Disfrutar la espera

Por Virginia Castro – Llegué dos minutos después de las doce y el restaurant había cambiado el horario de apertura para las doce y media.

Había en la vereda un grupo de personas, serían quince y no estaban de muy buen humor. Hablaban fuerte para expresar su disconformidad por el cambio de horario e incrementaban su queja con quien había hecho la reserva omitiendo preguntar ese detalle. Fue inútil decir que quien tomó la reserva debía informar el cambio.

Me acerqué al grupo y procuré pasar desapercibido por si alguien me veía ahí parado, solo. Quise aparentar estar con ellos para disimular que me habían dejado de seña.

En realidad, no me habían dejado definitivamente plantado sino que cuando recibí el mensaje de que ella estaba demorada por el tránsito lo primero que se me ocurrió fue mezclarme con la gente que estaba en mi misma situación de esperar en la vereda.

Justo ese día me sentí aún más cansado de esperarla siempre: a veces por su marido; otras, por sus hijos; por su trabajo o porque tenía ocupaciones fuera de lo laboral y familiar, como si le sobrara el tiempo… Mis horarios se amoldaban a los de ella; mi trabajo se hacía en función de nuestros encuentros y no disfrutaba de la espera; bueno, mi soltería es un buen ingrediente para este caso.

Un mozo tuvo la gentileza de avisarnos que podíamos entrar y quedé expuesto: quince en un lado y yo en otro, solo. Una copa de vino, una de agua y otras dos copas vacías que se reían de mi espera.

De pronto comprendí la situación que atraviesa a mujeres que viven una relación similar con un hombre.
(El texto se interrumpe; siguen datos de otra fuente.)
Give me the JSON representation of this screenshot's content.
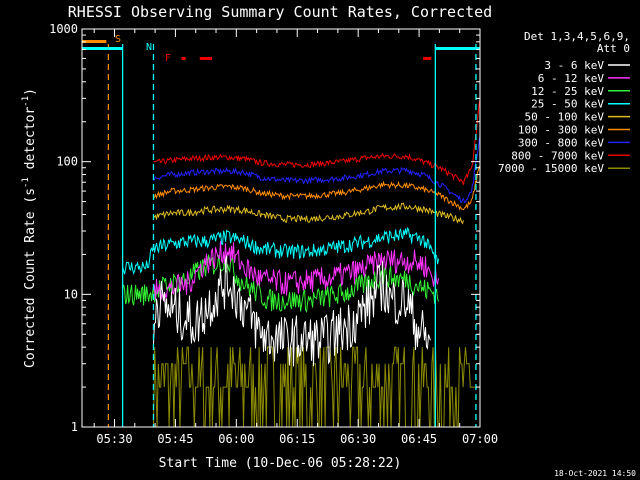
{
  "chart_data": {
    "type": "line",
    "title": "RHESSI Observing Summary Count Rates, Corrected",
    "xlabel": "Start Time (10-Dec-06 05:28:22)",
    "ylabel_main": "Corrected Count Rate (s",
    "ylabel_sup1": "-1",
    "ylabel_mid": " detector",
    "ylabel_sup2": "-1",
    "ylabel_end": ")",
    "y_scale": "log",
    "ylim": [
      1,
      1000
    ],
    "xlim_minutes": [
      -8,
      90
    ],
    "x_ticks": [
      {
        "label": "05:30",
        "t": 0
      },
      {
        "label": "05:45",
        "t": 15
      },
      {
        "label": "06:00",
        "t": 30
      },
      {
        "label": "06:15",
        "t": 45
      },
      {
        "label": "06:30",
        "t": 60
      },
      {
        "label": "06:45",
        "t": 75
      },
      {
        "label": "07:00",
        "t": 90
      }
    ],
    "y_ticks": [
      {
        "label": "1",
        "v": 1
      },
      {
        "label": "10",
        "v": 10
      },
      {
        "label": "100",
        "v": 100
      },
      {
        "label": "1000",
        "v": 1000
      }
    ],
    "legend_header": "Det 1,3,4,5,6,9,",
    "legend_att": "Att 0",
    "legend_placement": "right",
    "series": [
      {
        "name": "3 - 6 keV",
        "color": "#ffffff",
        "anchors": [
          [
            9.6,
            4
          ],
          [
            10,
            9
          ],
          [
            20,
            6
          ],
          [
            24,
            9
          ],
          [
            28,
            13
          ],
          [
            30,
            10
          ],
          [
            32,
            8
          ],
          [
            36,
            5
          ],
          [
            41,
            4.5
          ],
          [
            52,
            4.5
          ],
          [
            58,
            6
          ],
          [
            62,
            8
          ],
          [
            66,
            12
          ],
          [
            68,
            9
          ],
          [
            72,
            9
          ],
          [
            74,
            6
          ],
          [
            76,
            5
          ],
          [
            78,
            4
          ]
        ]
      },
      {
        "name": "6 - 12 keV",
        "color": "#ff33ff",
        "anchors": [
          [
            9.6,
            10.5
          ],
          [
            14,
            11
          ],
          [
            18,
            12
          ],
          [
            22,
            17
          ],
          [
            28,
            22
          ],
          [
            32,
            16
          ],
          [
            36,
            13
          ],
          [
            42,
            12
          ],
          [
            52,
            13
          ],
          [
            60,
            15
          ],
          [
            66,
            18
          ],
          [
            72,
            18
          ],
          [
            76,
            17
          ],
          [
            80,
            12
          ]
        ]
      },
      {
        "name": "12 - 25 keV",
        "color": "#33ee33",
        "anchors": [
          [
            2,
            10
          ],
          [
            8,
            10
          ],
          [
            9.6,
            10.5
          ],
          [
            14,
            12
          ],
          [
            18,
            13
          ],
          [
            22,
            16
          ],
          [
            28,
            18
          ],
          [
            30,
            14
          ],
          [
            32,
            12
          ],
          [
            38,
            9
          ],
          [
            48,
            9
          ],
          [
            56,
            10
          ],
          [
            62,
            12
          ],
          [
            66,
            14
          ],
          [
            70,
            13
          ],
          [
            72,
            13
          ],
          [
            76,
            11
          ],
          [
            80,
            10
          ]
        ]
      },
      {
        "name": "25 - 50 keV",
        "color": "#00ffff",
        "anchors": [
          [
            2,
            16
          ],
          [
            8,
            16
          ],
          [
            9.6,
            22
          ],
          [
            14,
            24
          ],
          [
            18,
            25
          ],
          [
            22,
            25
          ],
          [
            28,
            27
          ],
          [
            32,
            25
          ],
          [
            36,
            22
          ],
          [
            42,
            21
          ],
          [
            48,
            21
          ],
          [
            56,
            23
          ],
          [
            62,
            25
          ],
          [
            66,
            27
          ],
          [
            72,
            28
          ],
          [
            76,
            26
          ],
          [
            80,
            17
          ]
        ]
      },
      {
        "name": "50 - 100 keV",
        "color": "#ddbb22",
        "anchors": [
          [
            9.6,
            38
          ],
          [
            14,
            41
          ],
          [
            18,
            41
          ],
          [
            22,
            43
          ],
          [
            28,
            44
          ],
          [
            32,
            43
          ],
          [
            36,
            40
          ],
          [
            42,
            37
          ],
          [
            48,
            37
          ],
          [
            56,
            39
          ],
          [
            62,
            42
          ],
          [
            66,
            45
          ],
          [
            72,
            46
          ],
          [
            76,
            44
          ],
          [
            80,
            40
          ],
          [
            86,
            36
          ]
        ]
      },
      {
        "name": "100 - 300 keV",
        "color": "#ff8c00",
        "anchors": [
          [
            9.6,
            55
          ],
          [
            14,
            60
          ],
          [
            18,
            61
          ],
          [
            22,
            63
          ],
          [
            28,
            65
          ],
          [
            32,
            63
          ],
          [
            36,
            58
          ],
          [
            42,
            55
          ],
          [
            48,
            55
          ],
          [
            56,
            58
          ],
          [
            62,
            63
          ],
          [
            66,
            67
          ],
          [
            72,
            66
          ],
          [
            76,
            62
          ],
          [
            80,
            56
          ],
          [
            86,
            44
          ],
          [
            88,
            50
          ],
          [
            90,
            100
          ]
        ]
      },
      {
        "name": "300 - 800 keV",
        "color": "#2222ff",
        "anchors": [
          [
            9.6,
            75
          ],
          [
            14,
            80
          ],
          [
            18,
            82
          ],
          [
            22,
            84
          ],
          [
            28,
            85
          ],
          [
            32,
            83
          ],
          [
            36,
            76
          ],
          [
            42,
            72
          ],
          [
            48,
            72
          ],
          [
            56,
            75
          ],
          [
            62,
            80
          ],
          [
            66,
            85
          ],
          [
            72,
            86
          ],
          [
            76,
            80
          ],
          [
            80,
            68
          ],
          [
            86,
            50
          ],
          [
            88,
            60
          ],
          [
            90,
            160
          ]
        ]
      },
      {
        "name": "800 - 7000 keV",
        "color": "#ee0000",
        "anchors": [
          [
            9.6,
            98
          ],
          [
            14,
            102
          ],
          [
            18,
            105
          ],
          [
            22,
            107
          ],
          [
            28,
            108
          ],
          [
            32,
            105
          ],
          [
            36,
            98
          ],
          [
            42,
            95
          ],
          [
            48,
            95
          ],
          [
            56,
            100
          ],
          [
            62,
            107
          ],
          [
            66,
            110
          ],
          [
            72,
            110
          ],
          [
            76,
            100
          ],
          [
            80,
            90
          ],
          [
            86,
            70
          ],
          [
            88,
            90
          ],
          [
            90,
            300
          ]
        ]
      },
      {
        "name": "7000 - 15000 keV",
        "color": "#8b8b00",
        "anchors": []
      }
    ],
    "flag_labels": {
      "saa": "S",
      "night": "N",
      "flare": "F"
    },
    "flag_colors": {
      "saa": "#ff8c00",
      "night": "#00ffff",
      "flare": "#ee0000"
    },
    "flag_intervals": {
      "saa": [
        [
          -8,
          -2
        ]
      ],
      "night": [
        [
          -8,
          2
        ],
        [
          79,
          90
        ]
      ],
      "flare": [
        [
          16.5,
          17.5
        ],
        [
          21,
          24
        ],
        [
          76,
          78
        ]
      ]
    },
    "vlines": [
      {
        "t": 2,
        "color": "#00ffff",
        "style": "solid"
      },
      {
        "t": 79,
        "color": "#00ffff",
        "style": "solid"
      },
      {
        "t": 9.6,
        "color": "#00ffff",
        "style": "dashed"
      },
      {
        "t": 89,
        "color": "#00ffff",
        "style": "dashed"
      },
      {
        "t": -1.5,
        "color": "#ff8c00",
        "style": "dashed"
      }
    ]
  },
  "footer": {
    "timestamp": "18-Oct-2021 14:50"
  },
  "colors": {
    "background": "#000000",
    "axis": "#ffffff"
  }
}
Quien lo ve de afuera dirá que fue una elección enamorarse de quien ya estaba acompañado; sin embargo, no fue elegido por mí: cuando quise acordar, mi libertad se había perdido tras una mujer en cuya vida había “compromisos contraídos con anterioridad”. Y es imposible vivir la vida como si fuera una invitación en la que se pueden justificar las ausencias por esos compromisos.

Por todo eso tal vez el primer sentimiento es el enojo y luego viene la razón, la comprensión hacia ella, porque siento que está en un aprieto, como varios hombres que conozco y quedan entre dos mujeres y les cuesta separarse para empezar con un nuevo amor.

La comprensión dura unos minutos hasta que quiero que se quede solamente conmigo. Y ella dice que no puede porque los hijos aún son chicos y deben estar con la madre y el padre. Ella no entiende cuando le digo que tal vez los hijos estarían bien y serían felices si los padres pudieran separarse y transmitirles que son felices, aunque no estén juntos.

Sé que no puedo obligarla y siento que pasarán años hasta que llegue una resolución acorde a nuestros deseos de convivir. Sé que no puedo obligarla a que deje a sus hijos y por eso le dije que quisiera que se separe del marido para vivir con ella y sus hijos.

Y mientras mi cabeza y mi corazón se parecían a un enjambre de latidos y zumbidos paralelos… la vi llegar. Y todo, absolutamente todo mi enojo quedó en el olvido. Si me bastaba mirarla para saber que me amaba y su sonrisa me alcanzaba para ver el reflejo de la felicidad, no sé por qué me preocupaba en lugar de disfrutar la espera de esa primera vez en que me llamó y dijo que quería ir a almorzar.

Ella me besó en la mejilla, como siempre. Y me tomó de la mano por arriba de la mesa, como nunca.

Mi sorpresa fue grande ante ese gesto, pero más lo fue ante sus palabras: “Me separé de mi marido, pacíficamente, él va a ir a vivir al departamento en el que aún tenemos inquilinos, pero se van a fin de mes, y yo me quedo en casa, con los chicos”. Y agregó que llevarían a cabo la separación, en que la que ya hacía tiempo convivían, para sincerarse con los hijos y enfrentarlo como familia.

Sin soltarle la mano le quise expresar mi alegría y mi emoción, pero solamente pude preguntar: “¿Y nosotros dos?”, y ella dijo: “Nosotros, veremos cómo seguir hasta que podamos vivir juntos. Y te aclaro que ya no somos dos, somos tres”.